Se si prende coscienza di questo, si sentirà il bisogno di cambiare il
carattere del capitalismo: «Dobbiamo imparare a risolvere all'interno della
logica del libero mercato molti dei problemi sociali ed economici a tutt'oggi
irrisolti. Dobbiamo cioè supporre che l'imprenditore invece che un unico
obiettivo (massimizzare i profitti), ne abbia due: il profitto, ma anche rendere
migliore il mondo e la gente. Questo porta a un nuovo tipo di
"business": il "social business"».
Una specie di capitalismo "non profit", se così si può dire, in cui
«chi investe nel social business può rifarsi del capitale investito, ma non
prenderà dividendi dall'azienda. Il profitto sarà reinvestito in essa perché
possa ampliare e migliorare la qualità dei servizi». Qualcosa di molto simile
alle nostre imprese sociali, parrebbe, ma capace di diventare modello generale:
«Una volta che il social business sarà riconosciuto dalla legge, molte delle
attuali aziende creeranno attività di questo tipo che andranno a sommarsi a
quelle per cui sono nate. E molti attivisti del terzo settore saranno attratti
da questa possibilità: invece di un terzo settore perennemente impegnato a
raccogliere fondi per sostenere le proprie attività, avremo un mondo in grado
di autosostenersi, e anzi di creare le risorse per espandersi».
All'interno del social business, comunque, si colloca anche un altro modello:
quello delle aziende "profit" ma controllate dai poveri. Anche la
Grameen Bank rientra in questa categoria. «Chi ha ricevuto un prestito», dice
ancora Yunus, «compera un po' di azioni, e non può venderle a chi non abbia
beneficiato dei prestiti.
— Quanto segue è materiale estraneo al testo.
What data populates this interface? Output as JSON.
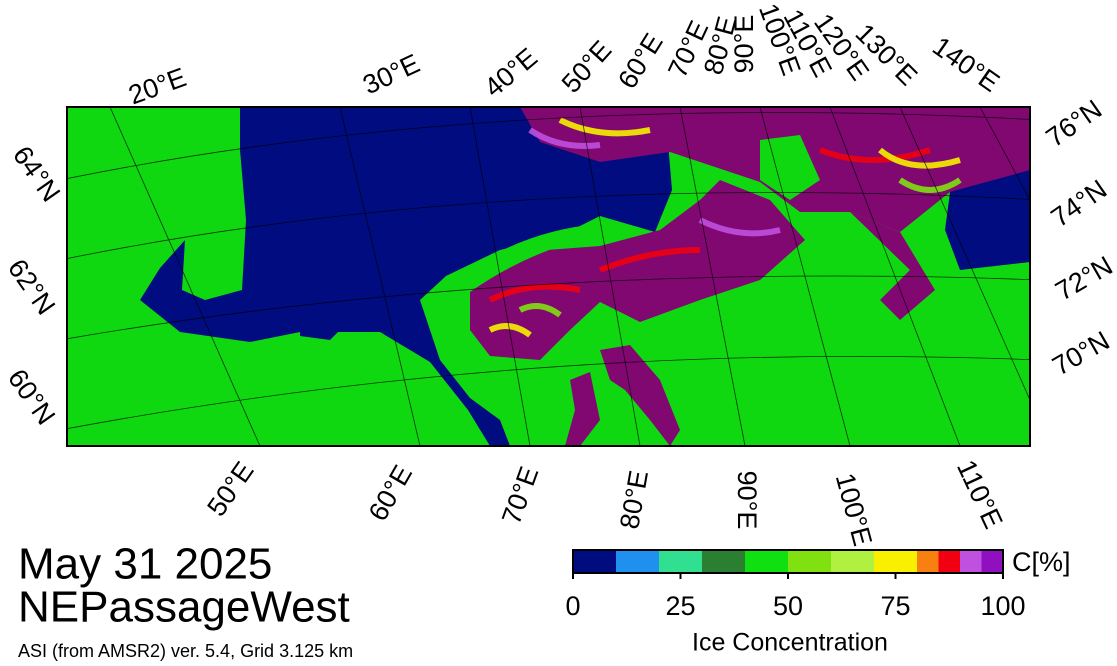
{
  "date": "May 31 2025",
  "region": "NEPassageWest",
  "source": "ASI (from AMSR2) ver. 5.4,  Grid 3.125 km",
  "map": {
    "top_labels": [
      "20°E",
      "30°E",
      "40°E",
      "50°E",
      "60°E",
      "70°E",
      "80°E",
      "90°E",
      "100°E",
      "110°E",
      "120°E",
      "130°E",
      "140°E"
    ],
    "right_labels": [
      "76°N",
      "74°N",
      "72°N",
      "70°N"
    ],
    "left_labels": [
      "64°N",
      "62°N",
      "60°N"
    ],
    "bottom_labels": [
      "50°E",
      "60°E",
      "70°E",
      "80°E",
      "90°E",
      "100°E",
      "110°E"
    ]
  },
  "colorbar": {
    "unit": "C[%]",
    "label": "Ice Concentration",
    "lim": [
      0,
      100
    ],
    "ticks": [
      0,
      25,
      50,
      75,
      100
    ],
    "bins": [
      0,
      10,
      20,
      30,
      40,
      50,
      60,
      70,
      80,
      85,
      90,
      95,
      100
    ],
    "colors": [
      "#000c80",
      "#1f8ff0",
      "#30e090",
      "#2a8030",
      "#10e010",
      "#80e010",
      "#b0f040",
      "#f8f000",
      "#f88010",
      "#f00010",
      "#c050e0",
      "#9010c0"
    ]
  }
}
Nei Paesi in via di sviluppo, i donatori potrebbero
facilmente creare questo tipo di social business: quando donano una somma per
costruire un ponte, ad esempio, potrebbero creare una "azienda del
ponte" posseduta dai poveri del luogo, e con i profitti si potrebbero
costruire altre
infrastrutture. Perché il social business possa svilupparsi adeguatamente, poi,
bisognerebbe creare un "social stock market", agenzie di
"rating", una terminologia
adeguata, corsi di formazione per "manager", e anche pubblicazioni finanziarie
specializzate».
Grameen ha già creato in Bangladesh due aziende di questo tipo: una fabbrica di
yogurt, insieme alla Danone, per i bambini malnutriti, e una catena di centri
per la cura degli occhi.
Gli ambiti in cui il social business potrebbe essere attivo sono molto ampi: la
salute per i poveri, i servizi finanziari, le tecnologie informatiche,
l'educazione e istruzione sempre per i poveri, oltre che le energie rinnovabili…
Ci sarebbe un'obiezione possibile: non spetta al secondo settore, cioè al
pubblico, la risposta ai bisogni fondamentali, come la salute? «In questo la
maggior parte dei governi del Terzo mondo ha fallito. Il primo settore, cioè il
privato, potrebbe fare di più. Ma il profitto personale su cui il primo settore
si fonda ha una propria agenda, che entra in conflitto con l'agenda a favore dei
poveri, delle donne, dell'ambiente». È per questo che è arrivato il momento
di globalizzare quello che in Italia chiameremmo privato sociale.